Joint energy and flexiramp market equilibrium model for regional-integrated electricity-heat systems considering flexibility exploitation of district heating networks

The increasing penetration of renewable energy resources into regional-integrated energy systems (RIES) holds higher standards on operational flexibility. To alleviate the negative effects of insufficient operational flexibility, this paper proposes a joint market equilibrium model to obtain flexible resources in microgrids (MGs) and district heating networks (DHNs) through economic incentives. Based on the incorporation of the flexiramp (FRP) into the energy markets, a joint market mechanism is first established. Through multi-energy synergy, the FRP provisions on the supply and demand sides in MGs are then introduced.
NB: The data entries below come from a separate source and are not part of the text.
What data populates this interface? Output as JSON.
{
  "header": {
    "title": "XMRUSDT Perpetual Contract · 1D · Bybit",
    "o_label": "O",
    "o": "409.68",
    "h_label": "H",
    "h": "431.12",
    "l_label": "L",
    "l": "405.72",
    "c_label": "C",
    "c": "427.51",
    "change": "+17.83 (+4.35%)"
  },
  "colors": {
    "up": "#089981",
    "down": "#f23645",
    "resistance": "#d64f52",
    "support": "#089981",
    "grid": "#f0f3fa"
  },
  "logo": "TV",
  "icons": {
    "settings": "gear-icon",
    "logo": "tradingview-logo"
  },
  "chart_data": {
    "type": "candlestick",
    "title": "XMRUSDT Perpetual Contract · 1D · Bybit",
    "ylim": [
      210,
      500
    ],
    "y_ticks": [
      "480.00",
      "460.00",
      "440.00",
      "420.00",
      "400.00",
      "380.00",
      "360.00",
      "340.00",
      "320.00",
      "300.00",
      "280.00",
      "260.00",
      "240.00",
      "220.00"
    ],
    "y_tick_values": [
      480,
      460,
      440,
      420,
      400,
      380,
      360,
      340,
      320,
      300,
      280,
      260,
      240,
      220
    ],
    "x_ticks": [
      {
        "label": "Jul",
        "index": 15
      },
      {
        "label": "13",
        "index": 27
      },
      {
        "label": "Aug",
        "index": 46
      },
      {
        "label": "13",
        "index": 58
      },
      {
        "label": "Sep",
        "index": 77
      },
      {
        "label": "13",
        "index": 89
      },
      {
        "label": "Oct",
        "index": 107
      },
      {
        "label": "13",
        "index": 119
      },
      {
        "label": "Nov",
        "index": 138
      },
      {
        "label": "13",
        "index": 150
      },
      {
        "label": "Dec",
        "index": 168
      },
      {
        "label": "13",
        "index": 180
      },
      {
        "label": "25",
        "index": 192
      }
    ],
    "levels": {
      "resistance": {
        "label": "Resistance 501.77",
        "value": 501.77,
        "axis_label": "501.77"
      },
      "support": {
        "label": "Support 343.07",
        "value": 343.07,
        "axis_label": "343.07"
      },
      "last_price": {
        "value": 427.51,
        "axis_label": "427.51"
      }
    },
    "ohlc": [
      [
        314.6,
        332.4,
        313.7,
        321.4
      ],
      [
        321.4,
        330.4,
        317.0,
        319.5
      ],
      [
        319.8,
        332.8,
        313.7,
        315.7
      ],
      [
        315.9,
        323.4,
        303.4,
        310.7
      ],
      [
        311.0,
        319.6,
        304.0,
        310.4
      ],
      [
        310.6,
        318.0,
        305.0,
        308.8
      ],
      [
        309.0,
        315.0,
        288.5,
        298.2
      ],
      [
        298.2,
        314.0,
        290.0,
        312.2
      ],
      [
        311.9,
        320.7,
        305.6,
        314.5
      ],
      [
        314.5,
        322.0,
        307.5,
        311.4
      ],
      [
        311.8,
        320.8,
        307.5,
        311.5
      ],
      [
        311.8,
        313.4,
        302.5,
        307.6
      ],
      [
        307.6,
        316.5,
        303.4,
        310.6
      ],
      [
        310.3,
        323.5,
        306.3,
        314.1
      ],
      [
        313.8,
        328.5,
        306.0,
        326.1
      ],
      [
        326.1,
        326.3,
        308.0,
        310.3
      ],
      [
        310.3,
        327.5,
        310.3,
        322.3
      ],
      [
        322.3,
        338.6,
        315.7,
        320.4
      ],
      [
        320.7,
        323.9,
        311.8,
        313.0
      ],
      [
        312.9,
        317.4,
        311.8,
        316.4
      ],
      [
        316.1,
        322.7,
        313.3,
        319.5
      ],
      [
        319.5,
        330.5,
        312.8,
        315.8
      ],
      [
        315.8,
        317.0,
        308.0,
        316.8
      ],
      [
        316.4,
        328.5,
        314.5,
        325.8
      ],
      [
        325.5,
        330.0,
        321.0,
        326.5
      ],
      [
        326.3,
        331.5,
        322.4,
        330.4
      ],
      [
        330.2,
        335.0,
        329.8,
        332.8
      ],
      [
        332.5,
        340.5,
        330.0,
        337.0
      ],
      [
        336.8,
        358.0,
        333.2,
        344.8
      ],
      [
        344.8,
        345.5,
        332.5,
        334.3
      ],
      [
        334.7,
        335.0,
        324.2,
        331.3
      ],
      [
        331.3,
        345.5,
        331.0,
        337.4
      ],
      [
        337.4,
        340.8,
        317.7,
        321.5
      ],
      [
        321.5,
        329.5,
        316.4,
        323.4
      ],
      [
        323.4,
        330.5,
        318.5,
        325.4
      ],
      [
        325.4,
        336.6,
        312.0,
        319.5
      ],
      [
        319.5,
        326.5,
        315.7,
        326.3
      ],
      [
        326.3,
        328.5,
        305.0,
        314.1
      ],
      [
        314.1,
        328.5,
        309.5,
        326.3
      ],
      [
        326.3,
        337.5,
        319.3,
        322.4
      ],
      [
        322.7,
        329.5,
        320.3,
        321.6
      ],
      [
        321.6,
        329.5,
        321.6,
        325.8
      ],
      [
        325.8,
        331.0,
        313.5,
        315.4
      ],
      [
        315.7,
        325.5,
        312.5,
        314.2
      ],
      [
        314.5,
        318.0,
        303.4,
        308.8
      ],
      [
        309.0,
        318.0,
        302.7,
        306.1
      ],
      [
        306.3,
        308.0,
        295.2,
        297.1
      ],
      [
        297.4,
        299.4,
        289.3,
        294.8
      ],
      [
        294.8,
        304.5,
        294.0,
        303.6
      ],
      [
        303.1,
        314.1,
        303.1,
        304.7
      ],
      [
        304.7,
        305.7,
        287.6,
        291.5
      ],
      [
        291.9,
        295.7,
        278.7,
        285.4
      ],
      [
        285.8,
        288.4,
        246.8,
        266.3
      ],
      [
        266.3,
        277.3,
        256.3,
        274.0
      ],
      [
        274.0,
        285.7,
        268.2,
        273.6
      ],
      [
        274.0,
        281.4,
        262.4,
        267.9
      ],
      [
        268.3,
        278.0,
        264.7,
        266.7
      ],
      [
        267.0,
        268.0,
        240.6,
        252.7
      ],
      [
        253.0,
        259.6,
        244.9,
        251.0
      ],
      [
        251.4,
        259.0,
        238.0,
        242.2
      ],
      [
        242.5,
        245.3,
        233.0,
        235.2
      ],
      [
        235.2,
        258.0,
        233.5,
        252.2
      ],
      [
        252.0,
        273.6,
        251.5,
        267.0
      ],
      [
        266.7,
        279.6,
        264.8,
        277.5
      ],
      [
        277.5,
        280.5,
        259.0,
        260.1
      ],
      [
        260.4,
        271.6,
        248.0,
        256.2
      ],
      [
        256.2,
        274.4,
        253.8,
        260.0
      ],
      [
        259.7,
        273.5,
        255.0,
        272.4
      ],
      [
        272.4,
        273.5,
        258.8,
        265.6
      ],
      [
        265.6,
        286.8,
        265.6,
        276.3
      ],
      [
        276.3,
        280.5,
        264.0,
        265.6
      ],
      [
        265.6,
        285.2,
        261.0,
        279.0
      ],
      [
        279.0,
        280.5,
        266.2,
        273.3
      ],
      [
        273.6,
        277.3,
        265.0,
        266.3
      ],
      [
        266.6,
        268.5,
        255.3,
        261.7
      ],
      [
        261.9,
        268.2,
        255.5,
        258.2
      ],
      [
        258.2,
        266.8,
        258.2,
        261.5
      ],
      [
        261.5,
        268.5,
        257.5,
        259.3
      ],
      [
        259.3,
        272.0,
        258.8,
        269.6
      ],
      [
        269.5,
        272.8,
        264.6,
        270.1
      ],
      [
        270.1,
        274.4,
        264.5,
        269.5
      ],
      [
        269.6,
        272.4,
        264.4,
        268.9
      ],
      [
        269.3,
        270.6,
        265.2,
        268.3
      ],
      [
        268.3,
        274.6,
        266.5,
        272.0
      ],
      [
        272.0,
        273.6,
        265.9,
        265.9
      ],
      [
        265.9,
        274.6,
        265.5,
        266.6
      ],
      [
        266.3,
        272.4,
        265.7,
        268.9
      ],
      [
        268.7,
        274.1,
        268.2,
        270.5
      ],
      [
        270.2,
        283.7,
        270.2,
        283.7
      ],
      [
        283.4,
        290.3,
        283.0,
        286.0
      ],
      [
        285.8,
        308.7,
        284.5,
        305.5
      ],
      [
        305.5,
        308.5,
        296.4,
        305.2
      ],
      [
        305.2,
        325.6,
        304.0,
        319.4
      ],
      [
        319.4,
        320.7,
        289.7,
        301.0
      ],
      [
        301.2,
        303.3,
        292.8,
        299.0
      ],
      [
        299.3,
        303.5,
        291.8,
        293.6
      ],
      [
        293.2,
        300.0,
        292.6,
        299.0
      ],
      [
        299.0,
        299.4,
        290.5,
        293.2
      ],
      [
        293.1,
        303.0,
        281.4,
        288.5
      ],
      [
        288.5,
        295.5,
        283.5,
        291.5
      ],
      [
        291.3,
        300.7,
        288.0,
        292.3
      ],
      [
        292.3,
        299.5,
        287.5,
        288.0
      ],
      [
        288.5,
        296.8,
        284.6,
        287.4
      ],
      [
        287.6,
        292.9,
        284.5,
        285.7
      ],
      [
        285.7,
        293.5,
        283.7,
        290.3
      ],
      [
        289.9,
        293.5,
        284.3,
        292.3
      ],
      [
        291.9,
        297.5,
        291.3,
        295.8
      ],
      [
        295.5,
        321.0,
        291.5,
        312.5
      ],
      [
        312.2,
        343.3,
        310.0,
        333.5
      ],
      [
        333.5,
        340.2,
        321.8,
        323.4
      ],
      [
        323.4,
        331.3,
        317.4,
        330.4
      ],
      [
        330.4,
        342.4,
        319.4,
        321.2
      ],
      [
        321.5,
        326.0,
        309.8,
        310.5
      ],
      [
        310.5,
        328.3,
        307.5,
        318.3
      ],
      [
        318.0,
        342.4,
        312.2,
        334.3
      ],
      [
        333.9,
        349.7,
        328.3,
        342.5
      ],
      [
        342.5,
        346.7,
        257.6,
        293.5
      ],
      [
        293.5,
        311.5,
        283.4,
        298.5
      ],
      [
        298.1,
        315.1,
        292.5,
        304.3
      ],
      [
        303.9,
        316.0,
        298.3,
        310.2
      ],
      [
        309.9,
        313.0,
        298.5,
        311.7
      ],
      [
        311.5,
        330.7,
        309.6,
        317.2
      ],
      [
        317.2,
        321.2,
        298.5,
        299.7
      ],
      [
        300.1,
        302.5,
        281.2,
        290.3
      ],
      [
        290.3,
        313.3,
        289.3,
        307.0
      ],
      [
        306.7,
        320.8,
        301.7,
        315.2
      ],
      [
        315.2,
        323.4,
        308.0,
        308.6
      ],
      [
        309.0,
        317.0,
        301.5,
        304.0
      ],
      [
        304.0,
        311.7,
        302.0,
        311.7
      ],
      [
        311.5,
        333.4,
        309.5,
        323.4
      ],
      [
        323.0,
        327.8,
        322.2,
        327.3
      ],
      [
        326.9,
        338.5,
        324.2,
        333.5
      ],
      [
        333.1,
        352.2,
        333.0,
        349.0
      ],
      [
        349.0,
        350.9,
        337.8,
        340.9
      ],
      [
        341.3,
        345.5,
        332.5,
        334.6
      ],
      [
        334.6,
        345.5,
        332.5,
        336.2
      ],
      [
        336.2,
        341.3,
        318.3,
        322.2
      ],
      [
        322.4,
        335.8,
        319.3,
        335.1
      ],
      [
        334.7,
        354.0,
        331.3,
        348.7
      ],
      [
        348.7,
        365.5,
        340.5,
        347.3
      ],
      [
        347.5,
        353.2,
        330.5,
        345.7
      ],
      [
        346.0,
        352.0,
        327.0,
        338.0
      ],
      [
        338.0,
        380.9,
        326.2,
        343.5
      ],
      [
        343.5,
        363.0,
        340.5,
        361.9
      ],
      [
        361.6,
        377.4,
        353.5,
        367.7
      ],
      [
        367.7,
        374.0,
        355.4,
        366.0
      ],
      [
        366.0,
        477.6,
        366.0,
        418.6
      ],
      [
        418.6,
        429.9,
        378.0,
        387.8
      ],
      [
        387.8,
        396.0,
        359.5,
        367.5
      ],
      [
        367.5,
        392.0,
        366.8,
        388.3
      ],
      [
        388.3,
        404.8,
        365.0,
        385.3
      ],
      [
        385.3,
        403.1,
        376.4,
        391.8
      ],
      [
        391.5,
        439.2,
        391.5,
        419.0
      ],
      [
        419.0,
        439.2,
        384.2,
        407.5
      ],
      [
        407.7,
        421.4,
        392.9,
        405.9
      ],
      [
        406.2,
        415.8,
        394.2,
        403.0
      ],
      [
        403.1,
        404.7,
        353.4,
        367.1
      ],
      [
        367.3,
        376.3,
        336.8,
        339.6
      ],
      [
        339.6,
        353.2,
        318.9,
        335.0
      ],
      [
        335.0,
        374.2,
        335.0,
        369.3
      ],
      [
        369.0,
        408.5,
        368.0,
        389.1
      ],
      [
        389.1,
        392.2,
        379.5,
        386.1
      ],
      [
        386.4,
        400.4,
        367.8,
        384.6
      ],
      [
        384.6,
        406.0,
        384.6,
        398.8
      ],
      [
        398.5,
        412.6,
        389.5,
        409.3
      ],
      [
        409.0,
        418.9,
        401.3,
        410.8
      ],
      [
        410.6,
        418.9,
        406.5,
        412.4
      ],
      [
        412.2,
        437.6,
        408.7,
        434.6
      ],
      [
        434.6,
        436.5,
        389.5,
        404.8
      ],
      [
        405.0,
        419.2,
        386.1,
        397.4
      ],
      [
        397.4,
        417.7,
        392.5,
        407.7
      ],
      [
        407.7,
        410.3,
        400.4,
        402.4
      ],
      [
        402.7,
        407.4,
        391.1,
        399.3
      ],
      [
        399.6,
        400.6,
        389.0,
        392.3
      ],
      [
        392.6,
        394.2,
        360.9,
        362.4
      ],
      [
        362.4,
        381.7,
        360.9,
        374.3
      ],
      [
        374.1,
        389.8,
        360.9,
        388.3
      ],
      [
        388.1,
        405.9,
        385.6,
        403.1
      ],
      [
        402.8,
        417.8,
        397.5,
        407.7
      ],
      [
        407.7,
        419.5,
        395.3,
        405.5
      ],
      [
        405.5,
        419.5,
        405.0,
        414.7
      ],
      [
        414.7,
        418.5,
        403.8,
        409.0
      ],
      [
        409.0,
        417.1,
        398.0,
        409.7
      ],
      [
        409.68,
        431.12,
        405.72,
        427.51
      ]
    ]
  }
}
Considering the flexibility exploitation of DHNs, a collaborative FRP supply method is developed to formulate the optimal bidding strategy for MGs. Moreover, a hierarchical model is designed to achieve joint market equilibrium, where MGs strategically bid in the external layer and the RIES operator optimally clears the market in the internal layer. The combined utilization of the Q-learning algorithm and path-tracking interior point method is applied to solve the hierarchical model efficiently. The performance of the proposed approach is verified by case studies. The results demonstrate the efficacy of the proposed approach for operational flexibility improvement through minimizing renewable energy curtailment, the overall cost, and the average energy prices.